In case you want to talk about the primaries, here's something to get you started:
Post-Iowa Notes, by Paul Krugman: ...Sanders is tapping into something that moves a lot of Democrats, and which Clinton needs to try for as well. Can she?
Certainly taking a harder line on the corruption of our politics by big money is important — and no, giving some paid speeches doesn’t disqualify her from making that case. (Cue furious attack from the Bernie bros.) Substantively, her financial reform ideas are as tough as his, just different in focus. What is true, though, is that simply by having been in the world of movers and shakers for so long, Clinton can’t project the kind of purity that someone who has been an outsider (even while sitting in the Senate) can manage.
The bigger problem, though, to my mind at least, is the ability to deliver a message of dramatic uplift, the promise that electing your favorite candidate will cause a dramatic change in the world.
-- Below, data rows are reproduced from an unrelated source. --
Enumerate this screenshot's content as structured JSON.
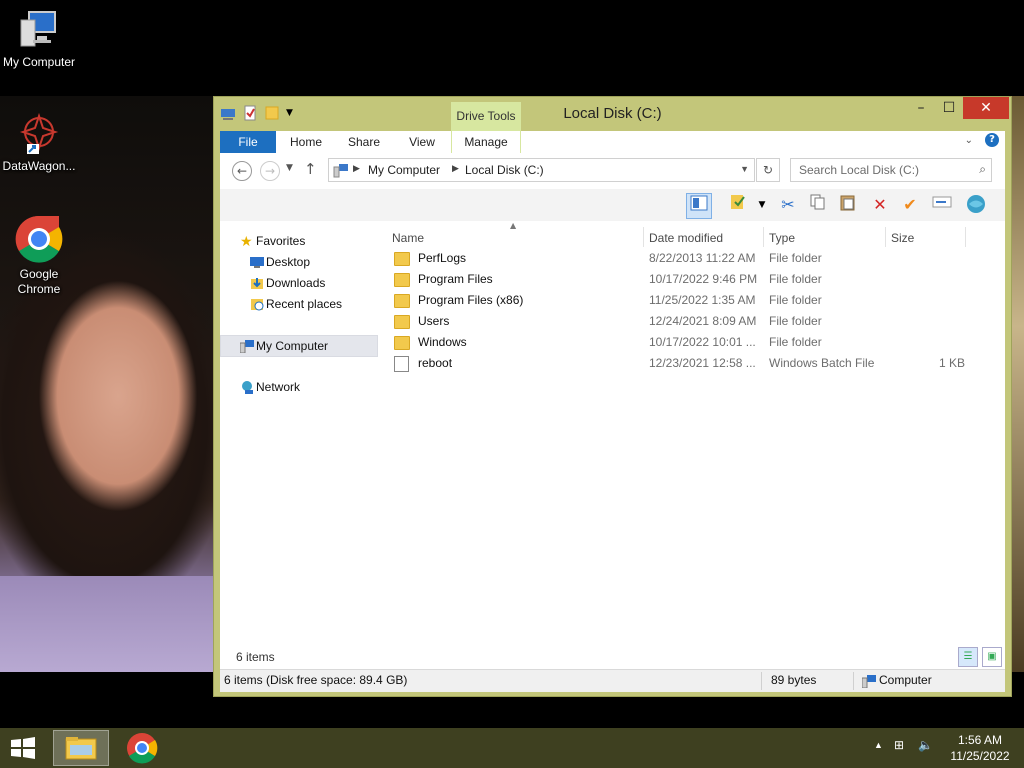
{
  "desktop": {
    "icons": [
      {
        "label": "My Computer",
        "icon": "computer-icon"
      },
      {
        "label": "DataWagon...",
        "icon": "datawagon-icon"
      },
      {
        "label": "Google Chrome",
        "icon": "chrome-icon"
      }
    ]
  },
  "window": {
    "title": "Local Disk (C:)",
    "drive_tools": "Drive Tools",
    "controls": {
      "minimize": "–",
      "maximize": "☐",
      "close": "✕"
    },
    "tabs": [
      "File",
      "Home",
      "Share",
      "View",
      "Manage"
    ],
    "address": {
      "crumbs": [
        "My Computer",
        "Local Disk (C:)"
      ]
    },
    "search": {
      "placeholder": "Search Local Disk (C:)"
    },
    "nav": {
      "favorites": "Favorites",
      "favorites_items": [
        "Desktop",
        "Downloads",
        "Recent places"
      ],
      "computer": "My Computer",
      "network": "Network"
    },
    "columns": {
      "name": "Name",
      "date": "Date modified",
      "type": "Type",
      "size": "Size"
    },
    "files": [
      {
        "name": "PerfLogs",
        "date": "8/22/2013 11:22 AM",
        "type": "File folder",
        "size": "",
        "kind": "folder"
      },
      {
        "name": "Program Files",
        "date": "10/17/2022 9:46 PM",
        "type": "File folder",
        "size": "",
        "kind": "folder"
      },
      {
        "name": "Program Files (x86)",
        "date": "11/25/2022 1:35 AM",
        "type": "File folder",
        "size": "",
        "kind": "folder"
      },
      {
        "name": "Users",
        "date": "12/24/2021 8:09 AM",
        "type": "File folder",
        "size": "",
        "kind": "folder"
      },
      {
        "name": "Windows",
        "date": "10/17/2022 10:01 ...",
        "type": "File folder",
        "size": "",
        "kind": "folder"
      },
      {
        "name": "reboot",
        "date": "12/23/2021 12:58 ...",
        "type": "Windows Batch File",
        "size": "1 KB",
        "kind": "batch"
      }
    ],
    "status": {
      "count": "6 items"
    },
    "details": {
      "free": "6 items (Disk free space: 89.4 GB)",
      "bytes": "89 bytes",
      "location": "Computer"
    }
  },
  "taskbar": {
    "time": "1:56 AM",
    "date": "11/25/2022"
  },
  "colors": {
    "window_frame": "#c3c67a",
    "file_tab": "#1d6fc0",
    "close_button": "#c7392a",
    "taskbar": "#3e4020"
  }
}
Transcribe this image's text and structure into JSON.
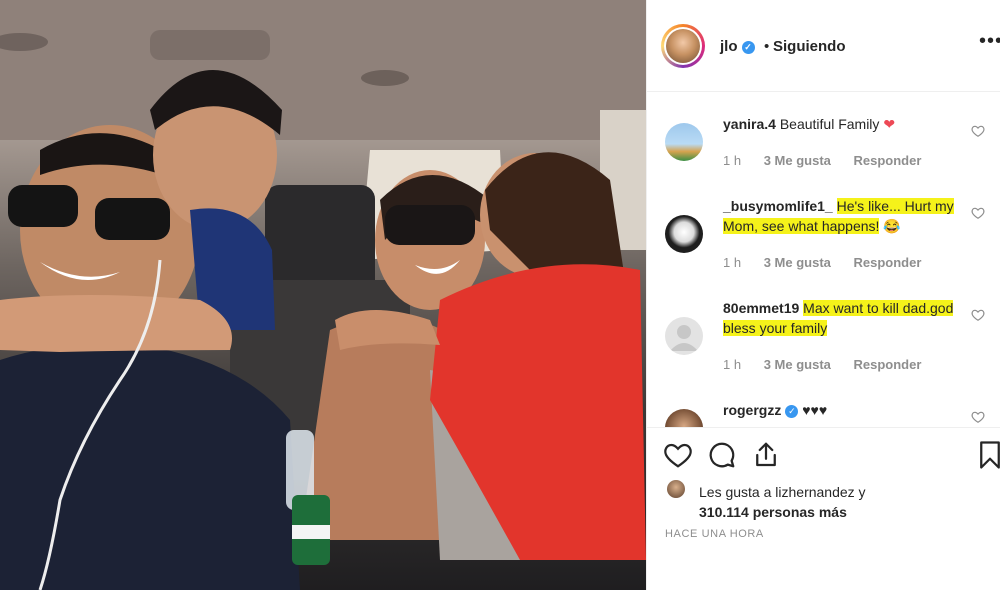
{
  "post": {
    "username": "jlo",
    "verified": true,
    "separator": "•",
    "follow_status": "Siguiendo",
    "more_icon": "more-options-icon"
  },
  "comments": [
    {
      "username": "yanira.4",
      "text": "Beautiful Family",
      "emoji": "❤",
      "highlight": false,
      "time": "1 h",
      "likes": "3 Me gusta",
      "reply": "Responder"
    },
    {
      "username": "_busymomlife1_",
      "text_highlight": "He's like... Hurt my Mom, see what happens!",
      "emoji": "😂",
      "time": "1 h",
      "likes": "3 Me gusta",
      "reply": "Responder"
    },
    {
      "username": "80emmet19",
      "text_highlight": "Max want to kill dad.god bless your family",
      "time": "1 h",
      "likes": "3 Me gusta",
      "reply": "Responder"
    },
    {
      "username": "rogergzz",
      "verified": true,
      "text": "♥♥♥"
    }
  ],
  "actions": {
    "like_icon": "heart-icon",
    "comment_icon": "comment-icon",
    "share_icon": "share-icon",
    "save_icon": "bookmark-icon"
  },
  "likes": {
    "line1": "Les gusta a lizhernandez y",
    "line2": "310.114 personas más"
  },
  "timestamp": "HACE UNA HORA",
  "colors": {
    "highlight": "#f5f21a",
    "verified": "#3897f0",
    "heart": "#ed4956"
  }
}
How do you do that if your reality sense tells you that only incremental progress is possible, at least for now? You probably can’t. (I’m pretty bad at the uplift thing myself). To be blunt, I think Sanders is selling an illusion, but it’s an illusion many people want to believe in, and there’s no easy way to counter that.
In the end, again, Clinton’s tell-it-like-it-is approach will probably be enough to clinch the nomination. And then she’ll be in a very different position, running as the champion of real if limited progress against, well, look at those top three on the other side.